Prof. Paul Krugman has his doubts. In an article in yesterday’s New York Times (http://www.nytimes.com/2008/03/10/opinion/10krugman.html?_r=1&oref=slogin), that anticipated today’s Fed’s action, he put it this way:
“What’s going on? Mr. Geithner described a vicious circle in which banks and other market players who took on too much risk are all trying to get out of unsafe investments at the same time, causing ‘significant collateral damage to market functioning.’
“A report released last Friday by JPMorgan Chase was even blunter. It described what’s happening as a 'systemic margin call,' in which the whole financial system is facing demands to come up with cash it doesn’t have……….
“The Fed’s latest plan to break this vicious circle is — as the financial Web site interfluidity.com cruelly but accurately describes it — to turn itself into Wall Street’s pawnbroker. Banks that might have raised cash by selling assets will be encouraged, instead, to borrow money from the Fed, using the assets as collateral. In a worst-case scenario, the Federal Reserve would find itself owning around $200 billion worth of mortgage-backed securities.

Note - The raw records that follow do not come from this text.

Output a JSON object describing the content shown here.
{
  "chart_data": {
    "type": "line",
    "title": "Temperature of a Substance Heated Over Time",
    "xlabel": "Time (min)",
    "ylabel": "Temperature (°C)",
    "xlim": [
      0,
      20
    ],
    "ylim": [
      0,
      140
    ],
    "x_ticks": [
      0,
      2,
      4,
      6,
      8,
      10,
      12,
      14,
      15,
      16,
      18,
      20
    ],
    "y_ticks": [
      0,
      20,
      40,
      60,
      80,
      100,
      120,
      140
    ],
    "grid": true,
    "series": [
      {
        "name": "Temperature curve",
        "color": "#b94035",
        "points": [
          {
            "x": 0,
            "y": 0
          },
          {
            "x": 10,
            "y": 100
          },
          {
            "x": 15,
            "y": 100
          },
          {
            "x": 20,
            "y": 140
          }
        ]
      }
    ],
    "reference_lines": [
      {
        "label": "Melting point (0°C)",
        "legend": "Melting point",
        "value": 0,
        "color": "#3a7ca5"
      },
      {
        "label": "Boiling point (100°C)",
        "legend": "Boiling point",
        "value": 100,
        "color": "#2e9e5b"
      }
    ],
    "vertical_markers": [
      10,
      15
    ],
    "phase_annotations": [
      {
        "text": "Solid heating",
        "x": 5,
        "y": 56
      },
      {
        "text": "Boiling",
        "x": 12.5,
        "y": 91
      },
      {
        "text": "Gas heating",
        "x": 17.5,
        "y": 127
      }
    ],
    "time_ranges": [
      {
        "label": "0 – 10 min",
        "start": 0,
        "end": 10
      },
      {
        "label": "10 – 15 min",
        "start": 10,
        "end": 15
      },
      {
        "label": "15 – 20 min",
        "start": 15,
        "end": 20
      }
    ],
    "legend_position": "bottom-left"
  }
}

“Some observers worry that the Fed is taking over the banks’ financial risk. But what worries me more is that the move seems trivial compared with the size of the problem: $200 billion may sound like a lot of money, but when you compare it with the size of the markets that are melting down — there are $11 trillion in U.S. mortgages outstanding — it’s a drop in the bucket.
“The only way the Fed’s action could work is through the slap-in-the-face effect: by creating a pause in the selling frenzy, the Fed could give hysterical markets a chance to regain their sense of perspective. And to be fair, that has worked in the past.
“But slap-in-the-face only works if the market’s problems are mainly a matter of psychology. And given that the Fed has already slapped the market in the face twice, only to see the financial crisis come roaring back, that’s hard to believe.”
Will the Fed’s action today be sufficient to restore confidence in the credit markets? It seems unlikely because of the underlying fundamental problem: The credit crisis stems from the mortgage crisis which stems from the glut of homes on the market. The residential-real-estate glut is not a financial mirage, but the obvious consequence of an asset inflation that has become an asset deflation. Mortgage-backed securities have become toxic waste because the value of their underlying assets has melted away. Until the deflation has run its course and home prices have stabilized, it’s difficult to see how the financial markets can fully recover.